Como também reconhece, mantendo-se – e até reforçando – a pertinência e mesmo necessidade da adoção de medidas e realizações consistentes de concretização desta estratégia, as condições para a efetiva materialização deterioraram-se com a evolução da crise nacional, uma vez que, assente pelo menos em parte num capital político de capacidade de relação e intermediação que depende de prestígio e reconhecimento internacional, exige uma imagem positiva e construtiva junto dos seus parceiros, que se encontra degrada por força da situação de tutela a que está sujeito.
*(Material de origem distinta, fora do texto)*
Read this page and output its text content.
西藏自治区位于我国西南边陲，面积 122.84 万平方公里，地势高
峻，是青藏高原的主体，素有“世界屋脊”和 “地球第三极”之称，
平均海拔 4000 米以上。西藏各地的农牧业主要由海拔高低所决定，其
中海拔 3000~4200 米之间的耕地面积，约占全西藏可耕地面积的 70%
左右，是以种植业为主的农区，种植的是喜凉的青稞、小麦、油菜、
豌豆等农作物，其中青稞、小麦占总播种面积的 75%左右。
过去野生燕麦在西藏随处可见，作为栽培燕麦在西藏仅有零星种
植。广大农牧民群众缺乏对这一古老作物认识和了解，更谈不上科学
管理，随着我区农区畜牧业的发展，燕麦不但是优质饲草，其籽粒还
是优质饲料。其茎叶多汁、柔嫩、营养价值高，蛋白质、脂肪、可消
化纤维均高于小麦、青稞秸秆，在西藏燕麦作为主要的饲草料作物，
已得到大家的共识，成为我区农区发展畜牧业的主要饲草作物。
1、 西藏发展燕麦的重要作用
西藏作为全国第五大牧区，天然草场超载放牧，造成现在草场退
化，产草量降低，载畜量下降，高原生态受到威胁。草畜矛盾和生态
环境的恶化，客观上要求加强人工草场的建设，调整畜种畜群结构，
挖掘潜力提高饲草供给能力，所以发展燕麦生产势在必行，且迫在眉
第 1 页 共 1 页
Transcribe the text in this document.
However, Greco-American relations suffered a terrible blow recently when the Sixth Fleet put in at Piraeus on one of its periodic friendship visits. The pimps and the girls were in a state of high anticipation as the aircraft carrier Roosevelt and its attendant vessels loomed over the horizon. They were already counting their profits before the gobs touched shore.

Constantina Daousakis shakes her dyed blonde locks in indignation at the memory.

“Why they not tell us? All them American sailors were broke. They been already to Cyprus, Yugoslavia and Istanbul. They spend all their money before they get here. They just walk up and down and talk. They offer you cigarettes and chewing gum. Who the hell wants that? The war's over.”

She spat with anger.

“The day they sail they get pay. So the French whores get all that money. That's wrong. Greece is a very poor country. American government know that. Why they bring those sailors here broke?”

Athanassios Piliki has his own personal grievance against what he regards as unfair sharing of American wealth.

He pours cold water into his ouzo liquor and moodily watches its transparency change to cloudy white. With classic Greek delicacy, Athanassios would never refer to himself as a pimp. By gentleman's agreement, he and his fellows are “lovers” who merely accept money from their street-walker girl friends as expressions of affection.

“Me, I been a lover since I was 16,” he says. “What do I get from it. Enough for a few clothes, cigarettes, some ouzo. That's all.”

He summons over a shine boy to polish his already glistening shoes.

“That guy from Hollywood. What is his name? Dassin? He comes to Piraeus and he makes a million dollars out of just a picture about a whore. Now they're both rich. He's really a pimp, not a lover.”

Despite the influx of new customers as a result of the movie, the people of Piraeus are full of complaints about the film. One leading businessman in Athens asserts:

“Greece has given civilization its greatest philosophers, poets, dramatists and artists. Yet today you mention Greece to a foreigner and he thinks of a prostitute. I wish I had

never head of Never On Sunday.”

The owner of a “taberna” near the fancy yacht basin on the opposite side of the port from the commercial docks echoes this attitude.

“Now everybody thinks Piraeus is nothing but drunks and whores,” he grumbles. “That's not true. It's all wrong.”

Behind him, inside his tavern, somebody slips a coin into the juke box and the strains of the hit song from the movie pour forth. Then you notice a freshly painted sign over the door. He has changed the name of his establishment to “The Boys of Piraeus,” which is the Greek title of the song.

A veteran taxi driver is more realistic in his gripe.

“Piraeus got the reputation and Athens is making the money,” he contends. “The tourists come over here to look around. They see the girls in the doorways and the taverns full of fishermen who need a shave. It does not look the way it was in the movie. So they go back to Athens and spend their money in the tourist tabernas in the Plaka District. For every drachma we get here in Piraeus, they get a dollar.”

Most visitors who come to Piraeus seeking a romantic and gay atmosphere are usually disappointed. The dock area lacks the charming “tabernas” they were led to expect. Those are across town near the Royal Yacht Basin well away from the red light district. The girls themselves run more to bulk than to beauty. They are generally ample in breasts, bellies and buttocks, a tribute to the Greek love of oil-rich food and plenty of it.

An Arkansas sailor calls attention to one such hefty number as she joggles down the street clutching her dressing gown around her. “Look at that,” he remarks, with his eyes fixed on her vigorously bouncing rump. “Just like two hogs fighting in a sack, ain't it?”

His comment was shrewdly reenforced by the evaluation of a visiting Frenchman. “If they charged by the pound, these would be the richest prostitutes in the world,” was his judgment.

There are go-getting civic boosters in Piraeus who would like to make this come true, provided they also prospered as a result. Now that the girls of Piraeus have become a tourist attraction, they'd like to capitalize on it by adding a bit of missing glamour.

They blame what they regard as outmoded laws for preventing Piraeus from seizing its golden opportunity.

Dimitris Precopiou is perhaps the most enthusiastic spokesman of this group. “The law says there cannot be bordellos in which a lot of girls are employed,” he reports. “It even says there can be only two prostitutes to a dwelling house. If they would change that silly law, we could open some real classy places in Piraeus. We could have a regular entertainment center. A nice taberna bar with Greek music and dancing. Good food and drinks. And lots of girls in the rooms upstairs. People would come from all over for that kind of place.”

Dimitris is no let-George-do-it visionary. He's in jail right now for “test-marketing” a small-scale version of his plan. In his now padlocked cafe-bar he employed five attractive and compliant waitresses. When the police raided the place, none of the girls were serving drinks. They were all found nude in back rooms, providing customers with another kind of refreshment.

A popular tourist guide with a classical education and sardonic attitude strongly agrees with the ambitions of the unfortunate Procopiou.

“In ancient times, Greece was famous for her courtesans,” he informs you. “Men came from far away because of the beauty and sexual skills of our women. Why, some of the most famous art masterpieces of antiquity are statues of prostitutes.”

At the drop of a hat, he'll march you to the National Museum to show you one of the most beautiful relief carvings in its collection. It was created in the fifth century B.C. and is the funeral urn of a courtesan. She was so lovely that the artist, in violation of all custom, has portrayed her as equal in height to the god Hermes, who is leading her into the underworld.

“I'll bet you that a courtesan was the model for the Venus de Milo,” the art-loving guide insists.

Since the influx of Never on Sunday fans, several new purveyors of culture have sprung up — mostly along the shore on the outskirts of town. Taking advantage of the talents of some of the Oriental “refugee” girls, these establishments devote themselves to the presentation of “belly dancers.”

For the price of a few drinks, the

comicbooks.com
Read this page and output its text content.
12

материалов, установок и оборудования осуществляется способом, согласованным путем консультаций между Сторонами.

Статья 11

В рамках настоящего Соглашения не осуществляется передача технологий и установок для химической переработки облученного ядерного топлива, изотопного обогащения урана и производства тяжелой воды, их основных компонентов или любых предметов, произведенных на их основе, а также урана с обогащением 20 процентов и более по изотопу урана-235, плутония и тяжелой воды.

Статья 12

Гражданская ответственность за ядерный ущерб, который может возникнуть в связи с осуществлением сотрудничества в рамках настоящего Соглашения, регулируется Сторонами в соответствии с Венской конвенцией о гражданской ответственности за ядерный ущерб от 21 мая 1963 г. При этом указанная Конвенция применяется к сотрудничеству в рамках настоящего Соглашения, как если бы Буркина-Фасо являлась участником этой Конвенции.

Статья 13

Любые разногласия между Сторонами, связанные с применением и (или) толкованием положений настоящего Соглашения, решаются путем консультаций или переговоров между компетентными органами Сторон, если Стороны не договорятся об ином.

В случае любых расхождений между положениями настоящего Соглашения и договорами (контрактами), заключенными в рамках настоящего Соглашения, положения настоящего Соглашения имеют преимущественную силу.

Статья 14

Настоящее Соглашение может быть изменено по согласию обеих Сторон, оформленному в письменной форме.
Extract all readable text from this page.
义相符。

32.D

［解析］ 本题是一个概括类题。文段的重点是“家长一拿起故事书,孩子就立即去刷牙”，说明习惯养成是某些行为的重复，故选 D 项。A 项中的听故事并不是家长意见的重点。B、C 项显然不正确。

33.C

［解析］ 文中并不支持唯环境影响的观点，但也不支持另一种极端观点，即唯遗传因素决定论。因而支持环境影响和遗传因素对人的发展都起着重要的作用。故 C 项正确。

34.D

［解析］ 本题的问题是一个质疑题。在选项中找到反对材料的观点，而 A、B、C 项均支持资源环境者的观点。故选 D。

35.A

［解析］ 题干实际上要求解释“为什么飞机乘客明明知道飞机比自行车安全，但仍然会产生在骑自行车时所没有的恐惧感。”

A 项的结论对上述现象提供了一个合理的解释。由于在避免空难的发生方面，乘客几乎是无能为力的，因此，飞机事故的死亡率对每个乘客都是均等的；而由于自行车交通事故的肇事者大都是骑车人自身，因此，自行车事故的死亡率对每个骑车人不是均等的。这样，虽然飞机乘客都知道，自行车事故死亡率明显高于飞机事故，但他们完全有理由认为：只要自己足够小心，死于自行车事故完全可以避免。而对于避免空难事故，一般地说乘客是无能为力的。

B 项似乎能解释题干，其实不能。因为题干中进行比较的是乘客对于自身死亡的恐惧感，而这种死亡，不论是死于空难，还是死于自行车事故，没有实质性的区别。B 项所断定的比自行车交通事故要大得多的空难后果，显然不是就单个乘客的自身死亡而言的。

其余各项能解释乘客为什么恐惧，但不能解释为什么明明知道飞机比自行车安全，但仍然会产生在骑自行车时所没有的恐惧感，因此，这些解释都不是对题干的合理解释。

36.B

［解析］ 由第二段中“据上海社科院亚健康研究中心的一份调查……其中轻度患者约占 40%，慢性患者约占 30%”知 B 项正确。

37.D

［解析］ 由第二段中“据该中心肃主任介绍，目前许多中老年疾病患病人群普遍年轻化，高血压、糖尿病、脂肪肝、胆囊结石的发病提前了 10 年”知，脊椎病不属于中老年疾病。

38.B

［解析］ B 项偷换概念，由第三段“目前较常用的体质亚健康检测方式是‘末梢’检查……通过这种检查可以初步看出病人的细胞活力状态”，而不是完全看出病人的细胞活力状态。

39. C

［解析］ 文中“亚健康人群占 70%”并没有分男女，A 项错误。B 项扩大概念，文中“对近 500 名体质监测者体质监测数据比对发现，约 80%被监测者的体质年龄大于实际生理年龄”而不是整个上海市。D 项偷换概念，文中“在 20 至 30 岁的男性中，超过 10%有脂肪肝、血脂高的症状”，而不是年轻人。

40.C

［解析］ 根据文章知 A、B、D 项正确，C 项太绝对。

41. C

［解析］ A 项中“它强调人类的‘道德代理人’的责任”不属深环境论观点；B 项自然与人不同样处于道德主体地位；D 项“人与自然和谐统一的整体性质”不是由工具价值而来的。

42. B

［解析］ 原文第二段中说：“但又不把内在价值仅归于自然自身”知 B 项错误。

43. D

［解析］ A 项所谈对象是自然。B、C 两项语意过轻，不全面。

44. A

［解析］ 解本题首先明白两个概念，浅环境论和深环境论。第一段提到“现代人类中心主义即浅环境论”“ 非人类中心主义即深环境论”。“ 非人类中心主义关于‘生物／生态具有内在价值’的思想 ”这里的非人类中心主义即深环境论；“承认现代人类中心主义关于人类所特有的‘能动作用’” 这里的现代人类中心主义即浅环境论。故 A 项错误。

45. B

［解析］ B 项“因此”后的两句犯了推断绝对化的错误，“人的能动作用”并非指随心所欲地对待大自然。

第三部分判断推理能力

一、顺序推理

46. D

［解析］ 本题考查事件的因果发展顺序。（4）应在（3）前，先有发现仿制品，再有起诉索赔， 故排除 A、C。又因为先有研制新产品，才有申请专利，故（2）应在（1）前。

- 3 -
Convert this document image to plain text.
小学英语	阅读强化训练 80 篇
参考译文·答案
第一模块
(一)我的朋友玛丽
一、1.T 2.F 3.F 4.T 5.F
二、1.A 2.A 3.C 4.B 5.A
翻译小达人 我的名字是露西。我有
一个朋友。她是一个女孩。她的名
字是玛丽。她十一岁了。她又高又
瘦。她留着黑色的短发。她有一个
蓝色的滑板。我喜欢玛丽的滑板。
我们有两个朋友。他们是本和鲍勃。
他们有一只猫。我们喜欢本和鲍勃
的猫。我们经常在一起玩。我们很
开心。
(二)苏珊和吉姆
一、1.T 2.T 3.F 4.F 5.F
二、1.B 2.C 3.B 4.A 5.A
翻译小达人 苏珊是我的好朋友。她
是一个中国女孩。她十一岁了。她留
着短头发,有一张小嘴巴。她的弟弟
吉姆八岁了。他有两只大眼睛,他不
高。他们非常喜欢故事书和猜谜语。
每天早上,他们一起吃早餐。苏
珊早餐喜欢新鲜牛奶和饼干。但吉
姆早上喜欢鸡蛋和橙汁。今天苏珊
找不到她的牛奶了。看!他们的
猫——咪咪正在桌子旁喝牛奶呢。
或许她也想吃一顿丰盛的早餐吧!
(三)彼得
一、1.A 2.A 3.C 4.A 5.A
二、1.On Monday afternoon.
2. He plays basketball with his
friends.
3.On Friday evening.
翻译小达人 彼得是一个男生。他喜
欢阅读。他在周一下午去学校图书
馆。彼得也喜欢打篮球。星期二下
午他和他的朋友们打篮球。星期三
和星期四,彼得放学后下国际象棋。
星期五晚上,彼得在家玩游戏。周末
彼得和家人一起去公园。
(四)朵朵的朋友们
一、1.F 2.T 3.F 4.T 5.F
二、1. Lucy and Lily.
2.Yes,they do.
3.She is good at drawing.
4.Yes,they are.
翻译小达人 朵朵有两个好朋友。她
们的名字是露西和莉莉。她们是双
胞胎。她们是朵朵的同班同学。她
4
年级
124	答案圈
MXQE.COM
Não obstante, a importância que assume o empenho de Portugal no processo de transformação em curso na União Europeia, assumindo-se aí como elemento ativo e construtivo, parece-nos essencial para qualquer possibilidade de contenção dos danos desta crise. A presença ativa neste processo em reforço de integração é assim uma parte da solução que poderá ser encontrada para a crise portuguesa (porque também para a europeia), uma vez que só estando no centro deste processo de redefinição da U.E. poderemos assegurar não só a prevenção de convulsões maiores, como também equacionar uma estratégia de desenvolvimento onde Portugal se apresente no mundo globalizado com uma função e competências específicas e valorizáveis, que lhe permitam ter de novo uma voz quer no âmbito da sua esfera de integração regional, quer nos fora internacionais diversos, incluindo junto dos Estados membros da CPLP. O conhecimento aprofundado dos processos em curso na U.E. revela-se assim cada vez mais premente para os decisores portugueses, nomeadamente os decisores políticos que neles deverão participar ativamente.